| 24
ottobre 2002
Adesso è l'ora di spiegare chiaramente cosa vuol dire.
Più di un anno fa avevamo parlato del
progetto che Fondazione Cassamarca Spa aveva su Ca' Tron riguardante gli studi sulle
biotecnologie, il Sole 24 Ore - Nordest aveva anche riportato un ampio servizio
sull'argomento ed il responsabile del laboratorio, Decio Ripandelli, aveva auspicato
l'avvio, al momento giusto, di una "campagna informativa a livello locale" (clicca qui).
Adesso quel momento è arrivato.
Bisogna che qualcuno spieghi ai roncadesi
che cosa, esattamente, si farà nei capannoni di cristallo di Ca' Tron, su quali codici
genetici sconosciuti ricercatori in tuta bianca andranno a mettere le mani, cosa potrebbe
succedere se qualche spora taroccata dovesse malauguratamente uscire dai recinti sotto
vuoto.
La stampa di
oggi (Gazzettino di Treviso del 24 ottobre 2002) riferisce di alcune serie perplessità
sollevate dai Verdi. Tardi, ma si sono svegliati anche loro.

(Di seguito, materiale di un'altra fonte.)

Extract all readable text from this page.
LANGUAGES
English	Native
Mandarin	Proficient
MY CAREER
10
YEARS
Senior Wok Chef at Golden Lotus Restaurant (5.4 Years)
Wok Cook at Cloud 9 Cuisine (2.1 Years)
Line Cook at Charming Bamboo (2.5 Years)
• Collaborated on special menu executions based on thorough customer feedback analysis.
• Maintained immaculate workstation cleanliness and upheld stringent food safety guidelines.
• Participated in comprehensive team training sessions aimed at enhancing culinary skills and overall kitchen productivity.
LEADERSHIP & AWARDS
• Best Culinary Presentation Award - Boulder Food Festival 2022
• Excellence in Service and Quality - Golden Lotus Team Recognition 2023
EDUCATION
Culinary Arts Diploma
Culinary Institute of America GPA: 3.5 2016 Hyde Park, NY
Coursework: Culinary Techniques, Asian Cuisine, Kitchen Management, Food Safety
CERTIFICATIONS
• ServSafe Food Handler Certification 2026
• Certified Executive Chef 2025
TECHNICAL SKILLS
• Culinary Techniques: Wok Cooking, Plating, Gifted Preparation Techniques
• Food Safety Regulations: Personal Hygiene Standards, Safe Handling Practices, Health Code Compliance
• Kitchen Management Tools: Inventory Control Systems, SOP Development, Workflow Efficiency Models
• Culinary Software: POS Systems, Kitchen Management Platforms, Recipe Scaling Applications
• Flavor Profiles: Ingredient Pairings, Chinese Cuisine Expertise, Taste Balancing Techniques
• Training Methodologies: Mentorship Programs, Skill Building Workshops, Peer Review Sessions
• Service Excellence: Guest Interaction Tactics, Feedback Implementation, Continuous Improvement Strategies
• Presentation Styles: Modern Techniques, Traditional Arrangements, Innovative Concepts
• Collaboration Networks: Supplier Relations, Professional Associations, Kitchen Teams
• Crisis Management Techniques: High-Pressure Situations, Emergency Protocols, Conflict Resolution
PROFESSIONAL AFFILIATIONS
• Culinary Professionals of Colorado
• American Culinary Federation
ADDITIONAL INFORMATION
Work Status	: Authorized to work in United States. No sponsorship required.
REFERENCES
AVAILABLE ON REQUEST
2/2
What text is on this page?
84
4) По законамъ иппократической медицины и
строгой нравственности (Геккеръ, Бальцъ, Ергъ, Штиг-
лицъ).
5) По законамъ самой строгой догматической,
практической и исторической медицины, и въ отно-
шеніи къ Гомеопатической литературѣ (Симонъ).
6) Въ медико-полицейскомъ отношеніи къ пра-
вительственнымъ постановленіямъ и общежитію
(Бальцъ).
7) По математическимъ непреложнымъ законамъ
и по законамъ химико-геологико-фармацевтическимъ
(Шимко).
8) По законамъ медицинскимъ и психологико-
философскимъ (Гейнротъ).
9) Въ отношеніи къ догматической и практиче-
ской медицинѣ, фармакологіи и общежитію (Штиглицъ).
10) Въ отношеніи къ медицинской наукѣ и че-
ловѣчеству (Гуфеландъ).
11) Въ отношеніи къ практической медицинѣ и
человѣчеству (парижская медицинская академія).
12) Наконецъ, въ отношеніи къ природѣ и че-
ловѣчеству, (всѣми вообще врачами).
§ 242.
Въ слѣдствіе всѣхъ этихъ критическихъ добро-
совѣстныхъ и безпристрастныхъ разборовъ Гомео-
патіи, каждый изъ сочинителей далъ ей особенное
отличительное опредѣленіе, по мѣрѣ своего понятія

Oggi, in materia di bioingegneria, non
basta dire che - come i Master e il cantiere
archeologico - siccome è di Dino De Poli quest'idea non può che essere ottima. Non
basta neanche farsene una ragione a occhi chiusi pensando sempre che comunque la
Fondazione, acquistando Ca' Tron, ci ha probabilmente salvati da progetti di escavazione
dell'area.
Il presidente ha sempre ottime
iniziative, va ripetendo che le idee mediocri è meglio non averle, ma l'infallibilità è
un'altra cosa e un errore, anche minimo, in tema di Ogm potrebbe avere conseguenze che non
conosciamo.
Magari nessuna, non è detto; ma dovremmo
avere il diritto di esserne certi.
Dopo i lunghi mesi di dibattiti
sull'inquinamento elettromagnetico, con soglie di microtesla che sfioravano, nelle scuole,
valori ritenuti da alcuni inquietanti, a maggior ragione sugli esperimenti di Ca' Tron la
popolazione merita chiarimenti.
L'Amministrazione comunale anticipi i
tempi, promuova uno o più incontri pubblici, faccia intervenire L'Icgeb, studiosi di
altri istituti e giornalisti.
Le minoranze svolgano il loro compito di
controllo, c'è un ottimo motivo per presentare interrogazioni e per stimolare dibattiti
in sedi istituzionali e non.
Da parte nostra - cioè la stampa che non
si muove esclusivamente con le conferenze - sugli Ogm abbiamo le antenne accese da oltre
un anno.
Adesso vi stiamo aspettando, tocca a voi.